If the addresses on the public interfaces of the cluster members are RFC 1918 addresses, including the virtual IP address, you’ll need to set up static translations on a layer 3 device in front of the cluster members for each of the physical IP addresses as well as the virtual IP address. Whatever public address is used as the virtual IP address in this situation, it must be denoted as a translated address with the nat command.

If you don’t change the port number for VCA communications, it defaults to UDP 9023. This can be changed with the cluster port command. However, if you change the port number on one member, you must make the same change on every member of the cluster.

Tip

If you want to set up two clusters in the same subnet, changing the port number in one set logically separates the two clusters. Clients then need to know a virtual IP address in either of the clusters to connect, and then load balancing will occur within the connected cluster.

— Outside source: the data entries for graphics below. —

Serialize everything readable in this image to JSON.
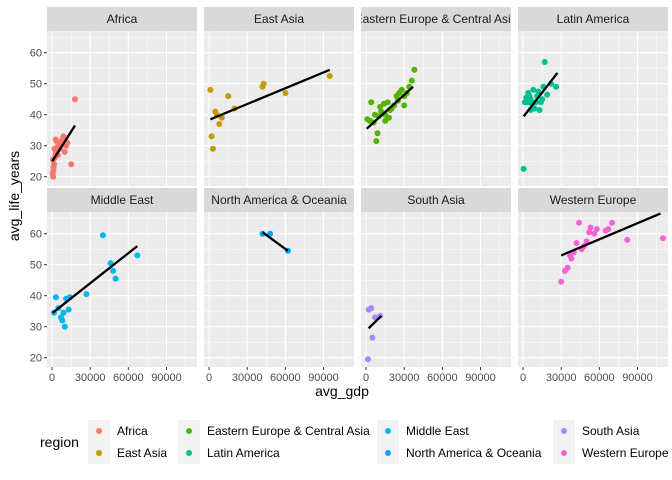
{
  "chart_data": {
    "type": "scatter",
    "facet_by": "region",
    "xlabel": "avg_gdp",
    "ylabel": "avg_life_years",
    "xlim": [
      -4000,
      114000
    ],
    "ylim": [
      17,
      67
    ],
    "xticks": [
      0,
      30000,
      60000,
      90000
    ],
    "xtick_labels": [
      "0",
      "30000",
      "60000",
      "90000"
    ],
    "yticks": [
      20,
      30,
      40,
      50,
      60
    ],
    "ytick_labels": [
      "20",
      "30",
      "40",
      "50",
      "60"
    ],
    "grid": true,
    "trend_lines": "linear fit per panel (black)",
    "legend": {
      "title": "region",
      "position": "bottom"
    },
    "series": [
      {
        "name": "Africa",
        "color": "#F8766D",
        "trend": [
          [
            200,
            25
          ],
          [
            18000,
            36.5
          ]
        ],
        "points": [
          [
            500,
            21
          ],
          [
            800,
            20
          ],
          [
            1000,
            22
          ],
          [
            1200,
            23
          ],
          [
            1500,
            24
          ],
          [
            700,
            25.5
          ],
          [
            2000,
            26
          ],
          [
            2500,
            27
          ],
          [
            3000,
            28
          ],
          [
            1800,
            29
          ],
          [
            4000,
            29.5
          ],
          [
            5000,
            30
          ],
          [
            6000,
            31
          ],
          [
            3500,
            31.5
          ],
          [
            8000,
            32
          ],
          [
            2800,
            32
          ],
          [
            9000,
            33
          ],
          [
            10000,
            28
          ],
          [
            4500,
            27
          ],
          [
            11000,
            30
          ],
          [
            15000,
            24
          ],
          [
            18000,
            45
          ],
          [
            12000,
            31
          ],
          [
            6500,
            29
          ]
        ]
      },
      {
        "name": "East Asia",
        "color": "#C49A00",
        "trend": [
          [
            1000,
            38.5
          ],
          [
            95000,
            54.5
          ]
        ],
        "points": [
          [
            1000,
            48
          ],
          [
            2000,
            33
          ],
          [
            3000,
            29
          ],
          [
            5000,
            41
          ],
          [
            6000,
            40
          ],
          [
            8000,
            37
          ],
          [
            10000,
            39
          ],
          [
            15000,
            46
          ],
          [
            20000,
            42
          ],
          [
            42000,
            49
          ],
          [
            43000,
            50
          ],
          [
            60000,
            47
          ],
          [
            95000,
            52.5
          ]
        ]
      },
      {
        "name": "Eastern Europe & Central Asia",
        "color": "#53B400",
        "trend": [
          [
            500,
            35.5
          ],
          [
            37000,
            49
          ]
        ],
        "points": [
          [
            1000,
            38.5
          ],
          [
            3000,
            38
          ],
          [
            4000,
            44
          ],
          [
            6000,
            37.5
          ],
          [
            7000,
            40
          ],
          [
            8000,
            31.5
          ],
          [
            9000,
            34
          ],
          [
            10000,
            39.5
          ],
          [
            11000,
            42.5
          ],
          [
            12000,
            41
          ],
          [
            14000,
            43.5
          ],
          [
            15000,
            40
          ],
          [
            17000,
            44
          ],
          [
            18000,
            39
          ],
          [
            19000,
            41.5
          ],
          [
            20000,
            42
          ],
          [
            22000,
            43
          ],
          [
            24000,
            46
          ],
          [
            25000,
            44.5
          ],
          [
            26000,
            47
          ],
          [
            28000,
            48
          ],
          [
            30000,
            46
          ],
          [
            32000,
            47
          ],
          [
            34000,
            49
          ],
          [
            36000,
            51
          ],
          [
            38000,
            54.5
          ],
          [
            30000,
            43
          ],
          [
            15000,
            38
          ]
        ]
      },
      {
        "name": "Latin America",
        "color": "#00C094",
        "trend": [
          [
            500,
            39.5
          ],
          [
            27000,
            53.5
          ]
        ],
        "points": [
          [
            500,
            22.5
          ],
          [
            1500,
            44
          ],
          [
            2500,
            45.5
          ],
          [
            3500,
            44
          ],
          [
            4000,
            47
          ],
          [
            5000,
            46
          ],
          [
            6000,
            45
          ],
          [
            7000,
            43.5
          ],
          [
            8000,
            48
          ],
          [
            9000,
            42
          ],
          [
            10000,
            44
          ],
          [
            11000,
            46
          ],
          [
            12000,
            47.5
          ],
          [
            13000,
            41.5
          ],
          [
            14000,
            44
          ],
          [
            15000,
            45
          ],
          [
            16000,
            49
          ],
          [
            17000,
            57
          ],
          [
            19000,
            46.5
          ],
          [
            22000,
            50
          ],
          [
            26000,
            49
          ],
          [
            6000,
            41.5
          ]
        ]
      },
      {
        "name": "Middle East",
        "color": "#00B6EB",
        "trend": [
          [
            500,
            34.5
          ],
          [
            67000,
            56
          ]
        ],
        "points": [
          [
            1500,
            34.5
          ],
          [
            3000,
            39.5
          ],
          [
            5000,
            36
          ],
          [
            7000,
            33
          ],
          [
            8000,
            32
          ],
          [
            9000,
            34.5
          ],
          [
            10000,
            30
          ],
          [
            11000,
            39
          ],
          [
            13000,
            35.5
          ],
          [
            14000,
            39.5
          ],
          [
            27000,
            40.5
          ],
          [
            40000,
            59.5
          ],
          [
            46000,
            50.5
          ],
          [
            48000,
            48
          ],
          [
            50000,
            45.5
          ],
          [
            67000,
            53
          ]
        ]
      },
      {
        "name": "North America & Oceania",
        "color": "#06A4FF",
        "trend": [
          [
            42000,
            60.5
          ],
          [
            62000,
            54.5
          ]
        ],
        "points": [
          [
            42000,
            60
          ],
          [
            48000,
            60
          ],
          [
            62000,
            54.5
          ]
        ]
      },
      {
        "name": "South Asia",
        "color": "#A58AFF",
        "trend": [
          [
            2000,
            29.5
          ],
          [
            12000,
            33.5
          ]
        ],
        "points": [
          [
            2000,
            35.5
          ],
          [
            4000,
            36
          ],
          [
            5000,
            26.5
          ],
          [
            7000,
            33
          ],
          [
            11000,
            33.5
          ],
          [
            1500,
            19.5
          ]
        ]
      },
      {
        "name": "Western Europe",
        "color": "#FB61D7",
        "trend": [
          [
            30000,
            53
          ],
          [
            108000,
            66.5
          ]
        ],
        "points": [
          [
            30000,
            44.5
          ],
          [
            33000,
            48
          ],
          [
            35000,
            49
          ],
          [
            37000,
            53
          ],
          [
            38000,
            52
          ],
          [
            40000,
            54
          ],
          [
            42000,
            57
          ],
          [
            44000,
            63.5
          ],
          [
            46000,
            55
          ],
          [
            48000,
            56
          ],
          [
            50000,
            57.5
          ],
          [
            52000,
            60.5
          ],
          [
            53000,
            62
          ],
          [
            56000,
            60
          ],
          [
            58000,
            61.5
          ],
          [
            65000,
            61
          ],
          [
            67000,
            61.5
          ],
          [
            70000,
            63.5
          ],
          [
            82000,
            58
          ],
          [
            110000,
            58.5
          ]
        ]
      }
    ]
  }
}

Optionally you can encrypt the VCA messages by configuring an encryption key. This is done with the cluster key command. Encryption is disabled by default. If you enable encryption, the key you use must be the same on each cluster member.

The last command just listed, participate, enables load balancing on the ASA. Once enabled, it will generate VCA messages on the lpublic and lprivate interfaces to discover other cluster members and to participate in load balancing.

Clustering Example

I’ll use the network shown previously in Figure 17-3 to illustrate how cluster is configured. In the following example, I’m setting up the master, which is ASA1:

ciscoasa(config)# vpn load-balancing
ciscoasa(config-load-balancing)# interface lbpublic outside
ciscoasa(config-load-balancing)# interface lbprivate inside
ciscoasa(config-load-balancing)# cluster ip address 192.1.1.4
ciscoasa(config-load-balancing)# priority 10
ciscoasa(config-load-balancing)# cluster encryption
ciscoasa(config-load-balancing)# cluster key VCAsecretKEY
ciscoasa(config-load-balancing)# participate

For other cluster members, probably the only difference in their configuration will be the priority that you configure, which should be smaller than the master priority.